The OSS AI stack already works. The quality is there.

Qwen is fine. Gemma is fine. Llama is fine. A Mac Mini M4 at $599 can run a useful model. That's not the bottleneck anymore.

The Bottleneck Is People, Not Software

The bottleneck is a 50-year-old accountant in Saskatoon who doesn't want Sam Altman reading their client's tax returns can't currently figure out how to install Open WebUI + Ollama + their data + a reverse proxy with SSL.

The bottleneck is a family doctor in Brampton who knows her patient notes shouldn't be on American servers but has no idea that a $599 Mac Mini could run a local model good enough for clinical documentation.

The bottleneck is a litigation partner at a Bay Street firm who heard "AI" at a conference, went back and asked IT about it, and IT said "we can't, privacy policy," and that was the end of the conversation.

Nobody in the developer community is motivated to fix any of this, because developers think it's already easy.

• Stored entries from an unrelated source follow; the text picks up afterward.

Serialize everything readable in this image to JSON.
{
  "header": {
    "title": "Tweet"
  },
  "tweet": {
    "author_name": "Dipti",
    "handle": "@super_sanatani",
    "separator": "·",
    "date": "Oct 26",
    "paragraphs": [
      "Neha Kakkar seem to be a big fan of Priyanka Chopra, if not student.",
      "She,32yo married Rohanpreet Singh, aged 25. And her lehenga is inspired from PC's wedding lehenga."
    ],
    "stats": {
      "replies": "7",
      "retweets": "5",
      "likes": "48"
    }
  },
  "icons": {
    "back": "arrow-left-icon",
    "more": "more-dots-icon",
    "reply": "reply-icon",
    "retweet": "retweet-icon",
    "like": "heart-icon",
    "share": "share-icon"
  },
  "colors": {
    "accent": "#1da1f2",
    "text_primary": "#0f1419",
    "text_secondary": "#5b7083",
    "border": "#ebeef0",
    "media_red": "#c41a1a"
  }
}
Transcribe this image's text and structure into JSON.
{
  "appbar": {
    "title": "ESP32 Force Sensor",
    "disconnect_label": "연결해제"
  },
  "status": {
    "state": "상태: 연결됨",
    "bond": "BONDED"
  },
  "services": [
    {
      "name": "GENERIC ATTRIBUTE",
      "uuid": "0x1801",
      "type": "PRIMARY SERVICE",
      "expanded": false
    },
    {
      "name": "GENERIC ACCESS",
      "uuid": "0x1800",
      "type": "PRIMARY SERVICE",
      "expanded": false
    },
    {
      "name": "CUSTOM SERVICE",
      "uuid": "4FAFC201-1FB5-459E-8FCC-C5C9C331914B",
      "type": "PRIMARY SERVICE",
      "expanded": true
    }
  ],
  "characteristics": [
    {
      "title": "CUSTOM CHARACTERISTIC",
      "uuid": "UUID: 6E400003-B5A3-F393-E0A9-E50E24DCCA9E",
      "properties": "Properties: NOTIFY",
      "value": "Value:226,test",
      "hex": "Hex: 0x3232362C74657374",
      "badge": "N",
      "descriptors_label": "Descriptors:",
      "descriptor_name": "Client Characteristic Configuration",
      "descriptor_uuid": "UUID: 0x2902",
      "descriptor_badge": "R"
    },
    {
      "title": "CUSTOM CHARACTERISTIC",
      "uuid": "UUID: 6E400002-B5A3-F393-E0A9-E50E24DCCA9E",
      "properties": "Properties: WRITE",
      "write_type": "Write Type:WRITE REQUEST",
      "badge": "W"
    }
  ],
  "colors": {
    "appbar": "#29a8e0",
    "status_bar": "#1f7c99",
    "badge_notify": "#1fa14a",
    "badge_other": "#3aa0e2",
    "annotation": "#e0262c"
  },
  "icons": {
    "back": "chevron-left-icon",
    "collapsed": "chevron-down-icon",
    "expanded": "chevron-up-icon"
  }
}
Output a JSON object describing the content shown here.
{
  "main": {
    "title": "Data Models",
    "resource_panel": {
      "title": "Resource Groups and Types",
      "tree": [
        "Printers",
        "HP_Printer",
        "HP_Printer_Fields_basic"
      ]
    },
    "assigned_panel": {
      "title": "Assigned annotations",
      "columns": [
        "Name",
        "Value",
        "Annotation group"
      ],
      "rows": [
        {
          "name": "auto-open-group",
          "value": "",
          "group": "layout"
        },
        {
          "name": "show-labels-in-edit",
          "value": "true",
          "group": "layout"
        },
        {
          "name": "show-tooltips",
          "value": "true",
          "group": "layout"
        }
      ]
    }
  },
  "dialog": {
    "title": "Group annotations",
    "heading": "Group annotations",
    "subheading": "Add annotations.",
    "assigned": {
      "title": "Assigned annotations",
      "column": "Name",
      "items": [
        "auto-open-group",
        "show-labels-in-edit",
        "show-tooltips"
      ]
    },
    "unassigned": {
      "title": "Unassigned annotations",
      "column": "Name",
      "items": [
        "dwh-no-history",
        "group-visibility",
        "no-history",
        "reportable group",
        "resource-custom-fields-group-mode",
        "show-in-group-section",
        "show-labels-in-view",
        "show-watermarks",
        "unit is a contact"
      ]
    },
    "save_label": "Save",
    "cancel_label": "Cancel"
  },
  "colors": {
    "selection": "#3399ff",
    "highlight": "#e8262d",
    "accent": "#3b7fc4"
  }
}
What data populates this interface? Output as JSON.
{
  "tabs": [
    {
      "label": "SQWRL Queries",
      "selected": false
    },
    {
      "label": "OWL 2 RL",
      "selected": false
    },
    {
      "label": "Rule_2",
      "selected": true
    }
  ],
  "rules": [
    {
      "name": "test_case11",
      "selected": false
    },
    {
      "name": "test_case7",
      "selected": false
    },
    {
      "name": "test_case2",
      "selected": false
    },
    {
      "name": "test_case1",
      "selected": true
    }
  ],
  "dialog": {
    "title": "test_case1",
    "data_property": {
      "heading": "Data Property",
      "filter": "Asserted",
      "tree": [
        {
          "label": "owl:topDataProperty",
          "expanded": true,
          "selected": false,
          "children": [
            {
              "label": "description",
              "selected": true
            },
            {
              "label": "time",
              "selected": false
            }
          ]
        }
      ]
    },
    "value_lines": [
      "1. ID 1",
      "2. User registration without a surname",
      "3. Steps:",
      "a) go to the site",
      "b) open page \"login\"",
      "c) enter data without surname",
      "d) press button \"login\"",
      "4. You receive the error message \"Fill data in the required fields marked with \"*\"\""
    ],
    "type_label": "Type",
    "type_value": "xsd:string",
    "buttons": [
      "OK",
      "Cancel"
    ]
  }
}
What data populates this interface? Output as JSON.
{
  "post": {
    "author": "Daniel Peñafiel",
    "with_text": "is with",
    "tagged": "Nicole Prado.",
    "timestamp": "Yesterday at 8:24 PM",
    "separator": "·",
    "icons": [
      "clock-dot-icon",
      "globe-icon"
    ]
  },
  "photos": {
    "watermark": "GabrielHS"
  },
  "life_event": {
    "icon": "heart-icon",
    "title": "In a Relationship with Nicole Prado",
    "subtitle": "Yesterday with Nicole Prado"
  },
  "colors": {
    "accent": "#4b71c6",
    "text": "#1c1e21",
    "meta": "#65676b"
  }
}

These Three People Would Pay

Not for the software. The software is free and it's going to stay free. You can't monetize the stack.

They'd pay for someone who says "here's the box, here's what it does, here's how your data stays yours, and here's my number if it breaks."

The Nespresso model for AI. Collapse 14 decisions into one. Pre-configured hardware. One-click deployment. A phone number for when something goes wrong.

The 10,000 people in the bubble aren't the customers. They're the supply chain.

They build the tools. The business is being the bridge between the builders and the billion people who need what they built but will never touch a terminal.

My Takeaway

I'm still going to run experiments in the bubble.

I'm still going to buy the Mac Studio when M5 Ultra drops.

I'm still going to bundle OSS AI for my own use and open source whatever I build.

But I'm not going to confuse being inside the bubble with being at the center of a market.

The bubble is maybe 10,000 people globally.

The market — the real one — is the accountant in Saskatoon, the doctor in Brampton, and the partner on Bay Street who all need the same thing: AI that works, that they own, that someone they trust set up for them.

The path runs through translation, not through the repo.

If you're inside this bubble with me, nod, and then look up and ask who you're actually building for.